Na penumbra da noite, enquanto a
cidade de Oeiras se acalmava, um trágico acidente deixou marcas nas vidas dos
envolvidos e na comunidade como um todo. Jovens com sonhos e esperanças tiveram
seus destinos abruptamente interrompidos, deixando para trás famílias
devastadas e corações partidos. Mas em meio à tragédia, algo ainda mais
perturbador emergiu: a transformação da dor alheia em espetáculo.

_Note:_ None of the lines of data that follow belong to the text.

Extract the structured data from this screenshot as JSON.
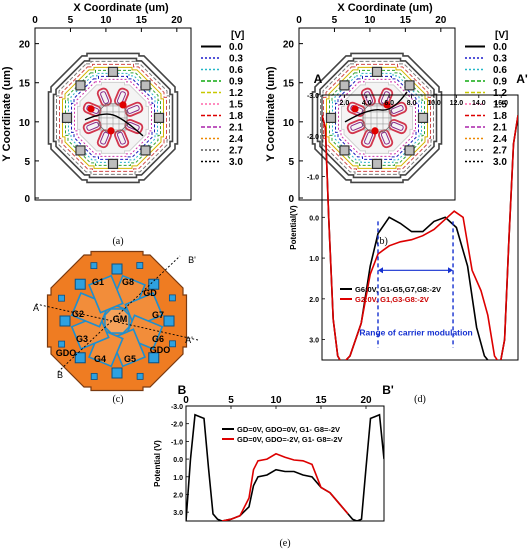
{
  "figure": {
    "panels": {
      "a": {
        "caption": "(a)",
        "x_title": "X Coordinate (um)",
        "y_title": "Y Coordinate (um)",
        "x_ticks": [
          "0",
          "5",
          "10",
          "15",
          "20"
        ],
        "y_ticks": [
          "20",
          "15",
          "10",
          "5",
          "0"
        ],
        "legend_title": "[V]",
        "legend": [
          "0.0",
          "0.3",
          "0.6",
          "0.9",
          "1.2",
          "1.5",
          "1.8",
          "2.1",
          "2.4",
          "2.7",
          "3.0"
        ],
        "legend_colors": [
          "#000000",
          "#1a1acc",
          "#22b7c8",
          "#11aa11",
          "#c8c800",
          "#ff66aa",
          "#dd0000",
          "#aa22aa",
          "#ee8800",
          "#555555",
          "#000000"
        ]
      },
      "b": {
        "caption": "(b)",
        "x_title": "X Coordinate (um)",
        "y_title": "Y Coordinate (um)",
        "x_ticks": [
          "0",
          "5",
          "10",
          "15",
          "20"
        ],
        "y_ticks": [
          "20",
          "15",
          "10",
          "5",
          "0"
        ],
        "legend_title": "[V]",
        "legend": [
          "0.0",
          "0.3",
          "0.6",
          "0.9",
          "1.2",
          "1.5",
          "1.8",
          "2.1",
          "2.4",
          "2.7",
          "3.0"
        ]
      },
      "c": {
        "caption": "(c)",
        "labels": [
          "B'",
          "A",
          "A'",
          "B",
          "G1",
          "G8",
          "GD",
          "G2",
          "G7",
          "GM",
          "G3",
          "G6",
          "GDO",
          "G4",
          "G5",
          "GDO"
        ]
      },
      "d": {
        "caption": "(d)",
        "left_label": "A",
        "right_label": "A'",
        "y_title": "Potential(V)",
        "x_ticks": [
          "2.0",
          "4.0",
          "6.0",
          "8.0",
          "10.0",
          "12.0",
          "14.0",
          "16.0"
        ],
        "y_ticks": [
          "-3.0",
          "-2.0",
          "-1.0",
          "0.0",
          "1.0",
          "2.0",
          "3.0"
        ],
        "annotation": "Range of carrier modulation"
      },
      "e": {
        "caption": "(e)",
        "left_label": "B",
        "right_label": "B'",
        "y_title": "Potential (V)",
        "x_ticks": [
          "0",
          "5",
          "10",
          "15",
          "20"
        ],
        "y_ticks": [
          "-3.0",
          "-2.0",
          "-1.0",
          "0.0",
          "1.0",
          "2.0",
          "3.0"
        ]
      }
    }
  },
  "chart_data": [
    {
      "type": "line",
      "panel": "d",
      "xlabel": "",
      "ylabel": "Potential(V)",
      "xlim": [
        0,
        17.5
      ],
      "ylim": [
        -3.0,
        3.5
      ],
      "y_inverted": true,
      "series": [
        {
          "name": "G6:0V, G1-G5,G7,G8:-2V",
          "color": "#000000",
          "x": [
            0.0,
            0.3,
            0.6,
            1.0,
            1.4,
            1.8,
            2.5,
            3.5,
            4.3,
            5.0,
            6.0,
            7.0,
            8.0,
            9.0,
            10.0,
            11.0,
            12.0,
            13.0,
            13.8,
            14.5,
            15.4,
            15.9,
            16.3,
            16.7,
            17.1,
            17.5
          ],
          "y": [
            -2.5,
            -2.2,
            0.0,
            2.5,
            3.4,
            3.6,
            3.4,
            2.6,
            1.2,
            0.4,
            0.0,
            0.15,
            0.35,
            0.35,
            0.1,
            0.0,
            0.25,
            1.2,
            2.7,
            3.4,
            3.7,
            3.6,
            3.0,
            0.5,
            -1.8,
            -2.5
          ]
        },
        {
          "name": "G2:0V, G1,G3-G8:-2V",
          "color": "#dd0000",
          "x": [
            0.0,
            0.3,
            0.6,
            1.0,
            1.4,
            1.8,
            2.5,
            3.5,
            4.3,
            5.0,
            6.0,
            7.0,
            8.0,
            9.0,
            10.0,
            11.0,
            11.8,
            12.6,
            13.4,
            14.2,
            14.8,
            15.4,
            15.9,
            16.3,
            16.7,
            17.1,
            17.5
          ],
          "y": [
            -2.5,
            -2.2,
            0.0,
            2.5,
            3.4,
            3.6,
            3.4,
            2.6,
            1.4,
            0.9,
            0.7,
            0.6,
            0.55,
            0.45,
            0.3,
            0.05,
            -0.15,
            0.0,
            1.3,
            1.8,
            2.4,
            3.4,
            3.6,
            3.0,
            0.5,
            -1.8,
            -2.5
          ]
        }
      ]
    },
    {
      "type": "line",
      "panel": "e",
      "xlabel": "",
      "ylabel": "Potential (V)",
      "xlim": [
        0,
        22
      ],
      "ylim": [
        -3.0,
        3.5
      ],
      "y_inverted": true,
      "series": [
        {
          "name": "GD=0V, GDO=0V, G1- G8=-2V",
          "color": "#000000",
          "x": [
            0.0,
            0.5,
            1.0,
            1.5,
            2.0,
            2.5,
            3.0,
            3.5,
            4.0,
            5.0,
            6.0,
            7.0,
            7.5,
            8.0,
            9.0,
            10.0,
            11.0,
            12.0,
            13.0,
            14.0,
            15.0,
            16.0,
            17.0,
            18.0,
            18.5,
            19.0,
            19.5,
            20.0,
            20.5,
            21.0,
            21.5,
            22.0
          ],
          "y": [
            3.5,
            0.0,
            -2.5,
            -2.4,
            -2.3,
            0.5,
            3.1,
            3.4,
            3.5,
            3.4,
            3.2,
            2.7,
            1.5,
            1.0,
            0.9,
            0.6,
            0.7,
            0.7,
            0.9,
            1.0,
            1.6,
            1.9,
            2.5,
            3.1,
            3.4,
            3.5,
            3.4,
            0.5,
            -2.3,
            -2.4,
            -2.5,
            0.0
          ]
        },
        {
          "name": "GD=0V, GDO=-2V, G1- G8=-2V",
          "color": "#dd0000",
          "x": [
            4.0,
            5.0,
            6.0,
            7.0,
            7.5,
            8.0,
            9.0,
            10.0,
            11.0,
            12.0,
            13.0,
            14.0,
            15.0,
            16.0,
            17.0,
            18.0
          ],
          "y": [
            3.5,
            3.4,
            3.2,
            2.2,
            0.6,
            0.1,
            0.0,
            -0.3,
            -0.1,
            0.05,
            0.1,
            0.3,
            1.6,
            1.9,
            2.5,
            3.1
          ]
        }
      ]
    }
  ]
}
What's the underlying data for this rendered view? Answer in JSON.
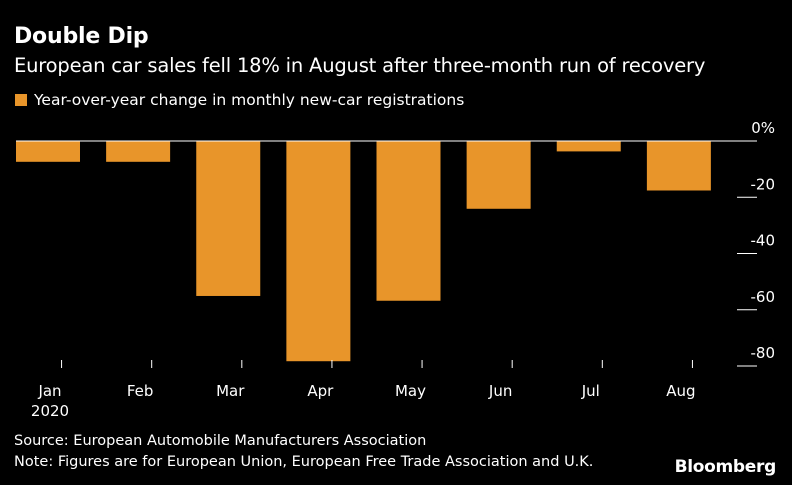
{
  "header": {
    "title": "Double Dip",
    "subtitle": "European car sales fell 18% in August after three-month run of recovery"
  },
  "legend": {
    "label": "Year-over-year change in monthly new-car registrations"
  },
  "footer": {
    "source": "Source: European Automobile Manufacturers Association",
    "note": "Note: Figures are for European Union, European Free Trade Association and U.K.",
    "brand": "Bloomberg"
  },
  "colors": {
    "bar": "#e8952a",
    "background": "#000000",
    "text": "#ffffff",
    "axis": "#ffffff"
  },
  "chart_data": {
    "type": "bar",
    "title": "Double Dip",
    "categories": [
      "Jan",
      "Feb",
      "Mar",
      "Apr",
      "May",
      "Jun",
      "Jul",
      "Aug"
    ],
    "category_sublabels": [
      "2020",
      "",
      "",
      "",
      "",
      "",
      "",
      ""
    ],
    "values": [
      -7.4,
      -7.4,
      -55.1,
      -78.3,
      -56.8,
      -24.1,
      -3.7,
      -17.6
    ],
    "yticks": [
      0,
      -20,
      -40,
      -60,
      -80
    ],
    "ytick_labels": [
      "0%",
      "-20",
      "-40",
      "-60",
      "-80"
    ],
    "ylim": [
      -80,
      0
    ],
    "ylabel": "",
    "xlabel": "",
    "legend": "Year-over-year change in monthly new-car registrations",
    "axis_side": "right"
  }
}
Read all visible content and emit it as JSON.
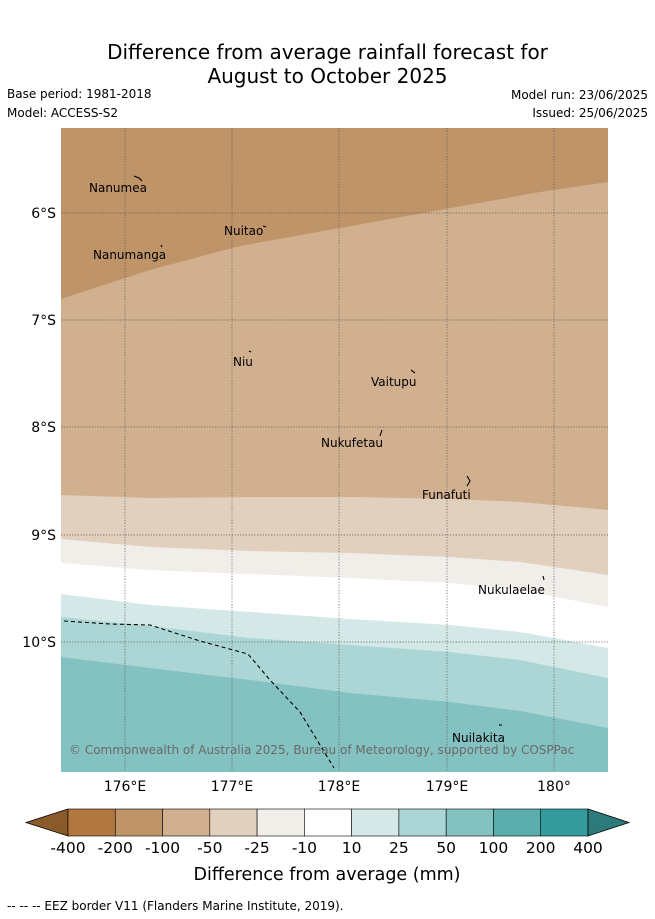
{
  "title_line1": "Difference from average rainfall forecast for",
  "title_line2": "August to October 2025",
  "base_period": "Base period: 1981-2018",
  "model": "Model: ACCESS-S2",
  "model_run": "Model run: 23/06/2025",
  "issued": "Issued: 25/06/2025",
  "y_ticks": [
    "6°S",
    "7°S",
    "8°S",
    "9°S",
    "10°S"
  ],
  "x_ticks": [
    "176°E",
    "177°E",
    "178°E",
    "179°E",
    "180°"
  ],
  "islands": [
    {
      "name": "Nanumea"
    },
    {
      "name": "Nuitao"
    },
    {
      "name": "Nanumanga"
    },
    {
      "name": "Niu"
    },
    {
      "name": "Vaitupu"
    },
    {
      "name": "Nukufetau"
    },
    {
      "name": "Funafuti"
    },
    {
      "name": "Nukulaelae"
    },
    {
      "name": "Nuilakita"
    }
  ],
  "copyright": "© Commonwealth of Australia 2025, Bureau of Meteorology, supported by COSPPac",
  "colorbar": {
    "labels": [
      "-400",
      "-200",
      "-100",
      "-50",
      "-25",
      "-10",
      "10",
      "25",
      "50",
      "100",
      "200",
      "400"
    ],
    "colors": [
      "#8b5a2b",
      "#b07840",
      "#c09469",
      "#d1b08f",
      "#e2d0bf",
      "#f1ede8",
      "#ffffff",
      "#d4e8e8",
      "#acd6d6",
      "#84c1c1",
      "#5cadad",
      "#349c9c",
      "#2c7a7a"
    ],
    "title": "Difference from average (mm)"
  },
  "footnote": "--  --  -- EEZ border V11 (Flanders Marine Institute, 2019)."
}
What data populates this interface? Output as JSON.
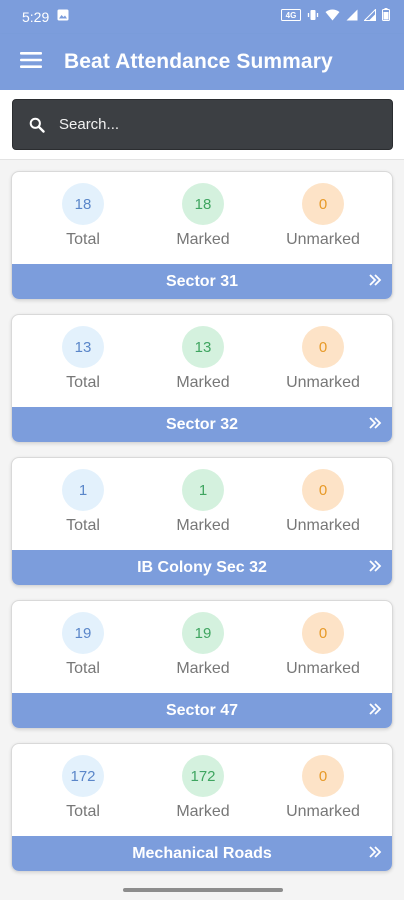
{
  "status_bar": {
    "time": "5:29",
    "icons": [
      "image-icon",
      "volte-icon",
      "vibrate-icon",
      "wifi-icon",
      "signal-icon",
      "signal-icon",
      "battery-icon"
    ]
  },
  "app_bar": {
    "title": "Beat Attendance Summary",
    "menu_icon": "menu-icon"
  },
  "search": {
    "placeholder": "Search...",
    "value": ""
  },
  "cards": [
    {
      "total": "18",
      "marked": "18",
      "unmarked": "0",
      "total_label": "Total",
      "marked_label": "Marked",
      "unmarked_label": "Unmarked",
      "name": "Sector 31"
    },
    {
      "total": "13",
      "marked": "13",
      "unmarked": "0",
      "total_label": "Total",
      "marked_label": "Marked",
      "unmarked_label": "Unmarked",
      "name": "Sector 32"
    },
    {
      "total": "1",
      "marked": "1",
      "unmarked": "0",
      "total_label": "Total",
      "marked_label": "Marked",
      "unmarked_label": "Unmarked",
      "name": "IB Colony Sec 32"
    },
    {
      "total": "19",
      "marked": "19",
      "unmarked": "0",
      "total_label": "Total",
      "marked_label": "Marked",
      "unmarked_label": "Unmarked",
      "name": "Sector 47"
    },
    {
      "total": "172",
      "marked": "172",
      "unmarked": "0",
      "total_label": "Total",
      "marked_label": "Marked",
      "unmarked_label": "Unmarked",
      "name": "Mechanical Roads"
    }
  ],
  "colors": {
    "primary": "#7c9ddc",
    "total_circle": "#e3f1fc",
    "marked_circle": "#d4f1de",
    "unmarked_circle": "#fde3c7"
  }
}
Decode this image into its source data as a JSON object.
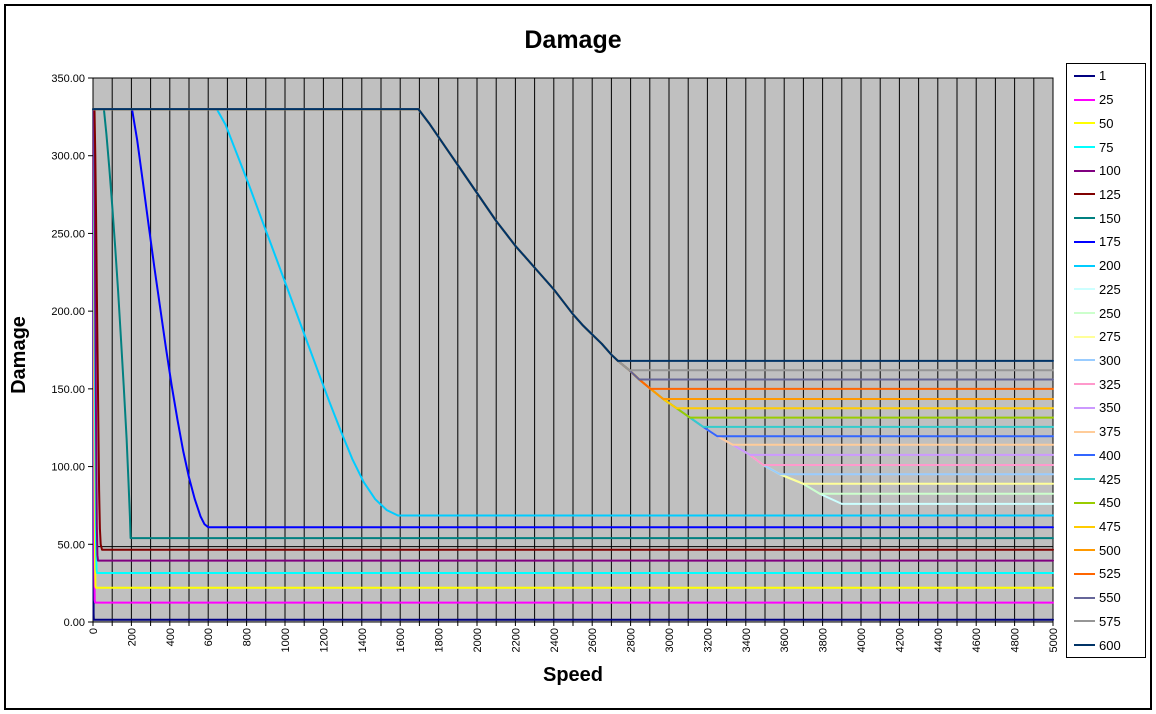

Essa prática atinge um novo nível de
desumanidade, um mergulho nas profundezas do insensível. Nessas horas, a
privacidade, a dignidade e o luto das famílias são brutalmente violados em nome
do que parece ser uma busca cega por atenção e exposição. Enquanto o mundo real
enfrenta a dolorosa tarefa de lidar com a perda e o luto, o mundo virtual se
torna palco para uma exposição mórbida e desnecessária. O respeito pela memória
dos mortos e o sofrimento dos seus entes queridos é relegado a segundo plano em
meio a uma cultura digital que parece ter perdido completamente o senso de
empatia e compaixão.
Na era digital, onde as fronteiras
entre a vida real e virtual parecem se dissipar, a privacidade se torna uma
relíquia. Em vez de honrar a memória dos que se foram e oferecer apoio às
famílias enlutadas, alguns optam por explorar a tragédia como se fosse uma
atração, compartilhando fotos e vídeos dos corpos das vítimas como se fosse um
entretenimento.
É uma exibição grotesca da
insensibilidade humana, uma violação flagrante da dignidade dos mortos e do
luto dos seus entes queridos. Enquanto os parentes enfrentam o desafio
angustiante de lidar com a perda e o vazio deixado para trás, são confrontados
com a crueldade de ver seus entes queridos expostos para o mundo, sem nenhum
respeito pela sua dor ou pela sua privacidade.
Portanto, é necessário um alerta
enfático: espalhar fotos e vídeos de acidentes, especialmente envolvendo
vítimas fatais, não é apenas moralmente repreensível, mas também constitui um
ato criminoso. Devemos ser mais responsáveis e conscientes de nossas ações
online, lembrando sempre que por trás de cada tragédia há vidas perdidas e
famílias dilaceradas que merecem nosso respeito e compaixão, não nossa
especulação mórbida.
Transformar a dor alheia em espetáculo é uma prática abominável e inaceitável. Devemos lembrar que por trás de cada tragédia há vidas perdidas, histórias interrompidas e dores inconsoláveis. É hora de repensar tais ações e reconstruir uma cultura de respeito, compaixão e solidariedade, onde a dor alheia não seja mais explorada, mas sim enfrentada com compreensão e apoio mútuo.